Hacker News new | ask | show | jobs
by pwny 4859 days ago
On the other hand, if I'm hiring someone for a high pressure job I don't want them to fail when under pressure.

I understand your point but I don't really buy it. I train lifeguards as a hobby/side-job (I'm in uni right now) and pressure is the number 1 reason they give us for failing their final pratical test. I can't give a kid a permit to work as a lifeguard if the pressure of an exam makes him screw up because the real life pressure of saving somebody's life is even greater.

The exact same applies here for all jobs where you expect the engineer to work in stressful situations.

3 comments

"On the other hand, if I'm hiring someone for a high pressure job I don't want them to fail when under pressure."

But those are in no way the same kinds of pressure. The pressure of being able to meet a release date, design incredibly safety sensitive algorithms, etc, are completely different from the social pressure of having someone evaluate work you normally do by yourself, in real time.

This kind of interviewing would work well for the kind of stress a salesman gets, not the kind of stress a software engineer gets.

I completely agree and that's why that part of the interview shouldn't be the only one. As someone said earlier, it should be a negative filter of incredibly unsuitable candidates.

In a perfect setting the interviewer wouldn't evaluate the candidate's ability to solve the problem, but his/her ability to approach it, explore it, ask questions and take steps in the appropriate direction.

> On the other hand, if I'm hiring someone for a high pressure job I don't want them to fail when under pressure.

Programming is not like in those hacker movies, we don't have to solve problems in 60 seconds while getting a blow job[1].

[1]https://www.youtube.com/watch?v=rUY8HysBzsE

Sadly that's true.
But in how many coding jobs is pressure a real and common occurrence?
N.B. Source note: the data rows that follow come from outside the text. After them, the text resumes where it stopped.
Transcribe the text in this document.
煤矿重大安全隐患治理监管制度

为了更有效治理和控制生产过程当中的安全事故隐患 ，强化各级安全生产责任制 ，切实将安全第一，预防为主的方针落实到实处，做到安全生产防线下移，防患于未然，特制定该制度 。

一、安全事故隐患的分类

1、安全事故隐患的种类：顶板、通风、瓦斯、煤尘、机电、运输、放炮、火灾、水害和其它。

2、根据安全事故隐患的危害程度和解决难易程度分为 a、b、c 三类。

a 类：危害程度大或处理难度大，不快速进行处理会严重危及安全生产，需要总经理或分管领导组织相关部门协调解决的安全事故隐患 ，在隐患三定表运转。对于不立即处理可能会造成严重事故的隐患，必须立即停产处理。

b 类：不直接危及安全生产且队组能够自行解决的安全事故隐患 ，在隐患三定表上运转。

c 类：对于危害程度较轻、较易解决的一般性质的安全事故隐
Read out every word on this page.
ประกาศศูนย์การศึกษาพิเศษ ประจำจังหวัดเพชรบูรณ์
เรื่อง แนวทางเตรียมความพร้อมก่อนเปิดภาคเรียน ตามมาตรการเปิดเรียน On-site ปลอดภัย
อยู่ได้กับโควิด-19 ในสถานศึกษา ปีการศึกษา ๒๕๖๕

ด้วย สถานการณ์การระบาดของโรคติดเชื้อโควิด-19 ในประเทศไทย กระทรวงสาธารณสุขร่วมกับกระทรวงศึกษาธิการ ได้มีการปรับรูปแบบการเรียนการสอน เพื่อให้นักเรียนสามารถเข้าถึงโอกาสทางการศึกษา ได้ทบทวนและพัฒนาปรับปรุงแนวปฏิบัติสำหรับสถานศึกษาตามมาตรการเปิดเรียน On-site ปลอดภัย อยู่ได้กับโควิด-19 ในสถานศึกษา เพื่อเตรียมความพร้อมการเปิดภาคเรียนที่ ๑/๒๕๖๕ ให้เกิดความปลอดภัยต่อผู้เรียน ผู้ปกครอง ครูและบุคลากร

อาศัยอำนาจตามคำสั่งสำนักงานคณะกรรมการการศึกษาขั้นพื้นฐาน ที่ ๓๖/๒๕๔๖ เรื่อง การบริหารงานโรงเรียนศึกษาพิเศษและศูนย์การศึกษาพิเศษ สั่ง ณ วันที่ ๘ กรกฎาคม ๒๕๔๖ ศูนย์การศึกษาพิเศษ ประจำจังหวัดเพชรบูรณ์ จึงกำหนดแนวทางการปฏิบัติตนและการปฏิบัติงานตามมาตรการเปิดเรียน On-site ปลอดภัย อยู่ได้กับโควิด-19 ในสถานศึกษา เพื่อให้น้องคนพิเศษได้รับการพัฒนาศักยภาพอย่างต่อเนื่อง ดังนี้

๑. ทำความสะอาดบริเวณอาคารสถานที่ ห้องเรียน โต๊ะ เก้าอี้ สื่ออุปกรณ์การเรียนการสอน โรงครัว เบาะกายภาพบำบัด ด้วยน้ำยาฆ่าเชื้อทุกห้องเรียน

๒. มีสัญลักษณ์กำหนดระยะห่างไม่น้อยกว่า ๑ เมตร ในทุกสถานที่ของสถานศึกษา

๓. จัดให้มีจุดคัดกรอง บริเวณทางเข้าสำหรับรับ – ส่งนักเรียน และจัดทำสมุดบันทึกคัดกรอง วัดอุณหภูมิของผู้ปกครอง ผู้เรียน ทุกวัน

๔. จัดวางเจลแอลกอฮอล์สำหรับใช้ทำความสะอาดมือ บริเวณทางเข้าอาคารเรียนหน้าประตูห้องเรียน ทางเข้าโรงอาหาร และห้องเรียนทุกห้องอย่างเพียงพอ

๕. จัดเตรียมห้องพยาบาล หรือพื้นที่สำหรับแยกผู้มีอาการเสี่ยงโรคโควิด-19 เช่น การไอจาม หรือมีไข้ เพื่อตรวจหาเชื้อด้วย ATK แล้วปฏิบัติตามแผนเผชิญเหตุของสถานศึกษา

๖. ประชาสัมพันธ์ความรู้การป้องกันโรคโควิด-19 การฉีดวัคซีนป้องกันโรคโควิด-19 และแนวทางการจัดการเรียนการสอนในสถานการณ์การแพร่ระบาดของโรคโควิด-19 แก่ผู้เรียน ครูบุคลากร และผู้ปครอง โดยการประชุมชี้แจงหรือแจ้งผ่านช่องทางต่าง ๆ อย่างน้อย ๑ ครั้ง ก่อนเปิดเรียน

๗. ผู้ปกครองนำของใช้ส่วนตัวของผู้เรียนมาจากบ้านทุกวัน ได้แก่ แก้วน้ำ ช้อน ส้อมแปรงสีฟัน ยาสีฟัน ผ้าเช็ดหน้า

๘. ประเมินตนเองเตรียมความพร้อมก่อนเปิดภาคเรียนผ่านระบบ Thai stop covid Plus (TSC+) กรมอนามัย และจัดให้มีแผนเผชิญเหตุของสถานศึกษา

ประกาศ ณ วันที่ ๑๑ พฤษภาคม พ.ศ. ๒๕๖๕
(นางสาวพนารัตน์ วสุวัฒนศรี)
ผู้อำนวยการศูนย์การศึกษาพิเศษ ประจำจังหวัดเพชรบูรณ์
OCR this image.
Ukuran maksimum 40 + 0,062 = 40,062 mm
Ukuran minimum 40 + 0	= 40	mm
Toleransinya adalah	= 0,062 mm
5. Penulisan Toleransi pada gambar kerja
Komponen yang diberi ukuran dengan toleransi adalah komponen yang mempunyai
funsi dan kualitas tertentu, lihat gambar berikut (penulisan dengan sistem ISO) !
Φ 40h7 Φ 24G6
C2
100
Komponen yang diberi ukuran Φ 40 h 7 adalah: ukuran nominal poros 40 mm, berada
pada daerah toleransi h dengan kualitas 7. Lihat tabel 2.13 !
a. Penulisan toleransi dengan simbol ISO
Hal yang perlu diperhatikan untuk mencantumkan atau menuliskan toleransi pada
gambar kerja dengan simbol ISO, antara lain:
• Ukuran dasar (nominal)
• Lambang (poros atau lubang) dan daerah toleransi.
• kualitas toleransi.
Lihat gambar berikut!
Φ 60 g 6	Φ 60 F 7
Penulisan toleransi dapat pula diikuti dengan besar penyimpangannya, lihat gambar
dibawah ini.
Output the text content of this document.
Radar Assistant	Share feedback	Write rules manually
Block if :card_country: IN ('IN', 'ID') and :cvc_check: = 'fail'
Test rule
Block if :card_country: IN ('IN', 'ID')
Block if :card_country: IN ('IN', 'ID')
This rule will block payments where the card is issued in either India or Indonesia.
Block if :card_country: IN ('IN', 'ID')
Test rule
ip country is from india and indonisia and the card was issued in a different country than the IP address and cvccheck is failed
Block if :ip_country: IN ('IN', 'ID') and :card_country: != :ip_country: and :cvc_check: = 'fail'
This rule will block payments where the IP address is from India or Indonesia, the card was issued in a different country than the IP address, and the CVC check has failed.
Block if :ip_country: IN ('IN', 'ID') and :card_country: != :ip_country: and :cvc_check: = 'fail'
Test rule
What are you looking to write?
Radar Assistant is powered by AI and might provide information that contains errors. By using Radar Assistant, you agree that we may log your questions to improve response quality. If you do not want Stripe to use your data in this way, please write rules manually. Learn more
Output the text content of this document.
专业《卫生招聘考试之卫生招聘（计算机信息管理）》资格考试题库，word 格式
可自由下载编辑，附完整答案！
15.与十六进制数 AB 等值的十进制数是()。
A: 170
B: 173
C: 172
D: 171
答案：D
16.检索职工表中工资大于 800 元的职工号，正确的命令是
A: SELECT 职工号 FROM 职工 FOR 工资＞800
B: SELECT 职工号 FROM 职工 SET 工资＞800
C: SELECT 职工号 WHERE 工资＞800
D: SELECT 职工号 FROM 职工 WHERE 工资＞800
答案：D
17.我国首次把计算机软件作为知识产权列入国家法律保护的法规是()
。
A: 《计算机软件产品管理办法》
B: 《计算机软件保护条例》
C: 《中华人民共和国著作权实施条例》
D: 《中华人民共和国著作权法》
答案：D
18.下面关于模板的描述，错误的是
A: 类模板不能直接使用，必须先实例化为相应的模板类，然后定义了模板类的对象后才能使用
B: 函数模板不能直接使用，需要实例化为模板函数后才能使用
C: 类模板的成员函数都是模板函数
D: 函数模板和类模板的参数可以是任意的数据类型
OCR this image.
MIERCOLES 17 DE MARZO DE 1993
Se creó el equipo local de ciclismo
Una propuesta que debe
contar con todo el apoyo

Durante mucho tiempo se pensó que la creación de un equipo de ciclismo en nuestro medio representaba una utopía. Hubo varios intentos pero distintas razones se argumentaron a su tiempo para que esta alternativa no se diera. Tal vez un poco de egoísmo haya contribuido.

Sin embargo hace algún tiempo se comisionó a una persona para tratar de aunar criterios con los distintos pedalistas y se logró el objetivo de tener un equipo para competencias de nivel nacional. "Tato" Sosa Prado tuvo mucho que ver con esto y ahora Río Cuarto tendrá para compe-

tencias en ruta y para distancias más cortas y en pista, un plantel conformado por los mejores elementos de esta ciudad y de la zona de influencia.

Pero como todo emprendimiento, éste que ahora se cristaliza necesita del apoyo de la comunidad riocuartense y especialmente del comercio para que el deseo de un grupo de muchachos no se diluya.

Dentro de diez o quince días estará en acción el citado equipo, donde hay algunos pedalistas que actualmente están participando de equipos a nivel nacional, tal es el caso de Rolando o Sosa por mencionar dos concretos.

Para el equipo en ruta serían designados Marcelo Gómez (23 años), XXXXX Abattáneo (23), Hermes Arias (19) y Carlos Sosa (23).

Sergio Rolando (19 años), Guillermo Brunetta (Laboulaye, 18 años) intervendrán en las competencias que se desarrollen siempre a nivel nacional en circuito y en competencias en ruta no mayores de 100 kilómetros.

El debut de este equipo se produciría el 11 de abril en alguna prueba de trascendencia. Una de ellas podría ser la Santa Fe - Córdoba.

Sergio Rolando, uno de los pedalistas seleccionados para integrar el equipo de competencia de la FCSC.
Even working in front office banking roles, there's only 1 or 2 times per year where you really have to keep your nerve and perform under genuine pressure on timescales of seconds or minutes.

The kind of pressure where 'we need to get this feature out of the door by the end of the week' is a completely different thing altogether.

Dealing with outages is one time where I have to think on my feet in a tense and urgent situation, and occasionally write code.